Power transmission equipment, transformers, switchgear, industrial automation, cables, substations, cooling systems and specialised engineering products are required regardless of whether demand comes from AI, defence or renewable energy projects.

That has led ValueQuest to favour what is commonly described as a “picks-and-shovels” approach—companies supplying the equipment that enables multiple investment themes rather than businesses exposed to only one end market.

The report also cautions that rapid demand growth does not automatically translate into superior shareholder returns.
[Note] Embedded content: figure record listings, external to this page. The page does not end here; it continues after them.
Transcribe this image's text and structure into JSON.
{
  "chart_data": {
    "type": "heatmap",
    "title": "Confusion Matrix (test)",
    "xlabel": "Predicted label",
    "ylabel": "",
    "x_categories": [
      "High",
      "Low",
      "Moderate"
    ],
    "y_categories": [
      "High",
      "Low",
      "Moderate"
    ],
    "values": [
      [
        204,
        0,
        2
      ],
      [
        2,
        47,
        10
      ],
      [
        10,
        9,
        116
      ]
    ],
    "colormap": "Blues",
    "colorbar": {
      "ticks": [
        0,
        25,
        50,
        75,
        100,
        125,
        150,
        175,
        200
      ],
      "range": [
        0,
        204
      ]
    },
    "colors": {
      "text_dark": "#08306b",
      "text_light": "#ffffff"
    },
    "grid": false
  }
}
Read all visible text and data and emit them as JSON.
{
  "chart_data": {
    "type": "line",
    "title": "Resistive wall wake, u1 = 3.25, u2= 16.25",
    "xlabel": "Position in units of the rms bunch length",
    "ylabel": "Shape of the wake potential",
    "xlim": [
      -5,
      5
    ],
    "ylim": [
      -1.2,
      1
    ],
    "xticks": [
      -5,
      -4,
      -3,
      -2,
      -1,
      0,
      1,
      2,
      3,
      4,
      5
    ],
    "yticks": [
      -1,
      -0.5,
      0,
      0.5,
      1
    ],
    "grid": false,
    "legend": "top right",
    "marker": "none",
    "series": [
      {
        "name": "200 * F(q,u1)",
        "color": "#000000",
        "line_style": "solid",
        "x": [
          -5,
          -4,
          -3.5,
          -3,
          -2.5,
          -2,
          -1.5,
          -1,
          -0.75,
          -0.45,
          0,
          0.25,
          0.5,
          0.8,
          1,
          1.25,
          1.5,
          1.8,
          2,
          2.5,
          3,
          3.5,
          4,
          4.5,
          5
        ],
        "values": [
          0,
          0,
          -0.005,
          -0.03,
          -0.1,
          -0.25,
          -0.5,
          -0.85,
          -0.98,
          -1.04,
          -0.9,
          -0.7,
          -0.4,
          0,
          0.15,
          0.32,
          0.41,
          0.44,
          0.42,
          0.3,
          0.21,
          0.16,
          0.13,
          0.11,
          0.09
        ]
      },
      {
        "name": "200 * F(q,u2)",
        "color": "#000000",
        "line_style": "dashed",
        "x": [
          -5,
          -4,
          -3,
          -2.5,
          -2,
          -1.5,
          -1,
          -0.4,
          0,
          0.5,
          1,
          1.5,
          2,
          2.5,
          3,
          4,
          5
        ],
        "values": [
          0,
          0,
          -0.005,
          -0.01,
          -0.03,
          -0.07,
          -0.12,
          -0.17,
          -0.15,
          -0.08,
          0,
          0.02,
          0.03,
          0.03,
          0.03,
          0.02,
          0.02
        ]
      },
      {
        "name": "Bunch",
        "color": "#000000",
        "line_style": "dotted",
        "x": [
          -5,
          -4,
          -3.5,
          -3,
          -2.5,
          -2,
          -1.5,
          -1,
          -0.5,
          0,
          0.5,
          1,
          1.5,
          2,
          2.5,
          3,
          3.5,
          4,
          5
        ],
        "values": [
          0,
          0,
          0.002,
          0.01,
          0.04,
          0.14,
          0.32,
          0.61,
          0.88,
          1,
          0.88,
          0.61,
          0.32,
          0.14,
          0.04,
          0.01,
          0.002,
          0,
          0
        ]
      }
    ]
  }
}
Sectors with low barriers to entry may face intense competition and weaker pricing power, while businesses with specialised technology, manufacturing expertise or limited competition could be better placed to sustain profitability.

What should investors watch?

According to Dharamshi, investors should focus less on short-term valuation debates and more on indicators that typically reveal where a capital investment cycle stands.

These include industrial order books, capacity utilisation, profit margins and supply-chain bottlenecks.

If demand continues to outstrip supply across critical infrastructure segments, companies supplying the underlying equipment could continue to benefit from pricing power and earnings growth.

Could the thesis be wrong?

Not all investors are convinced that today’s investment surge will evolve into a prolonged supercycle.

Some believe AI infrastructure spending could moderate if demand fails to justify the current pace of capital expenditure. Others argue that governments may eventually face fiscal constraints that limit long-term infrastructure spending.

Whether the current investment boom develops into a sustained capital allocation supercycle will ultimately depend on factors such as global economic growth, corporate profitability, technological adoption and continued policy support.

If ValueQuest’s thesis proves correct, however, today’s AI boom could ultimately be remembered not as a standalone technology cycle, but as the catalyst that accelerated a much broader rebuilding of the world’s industrial foundations.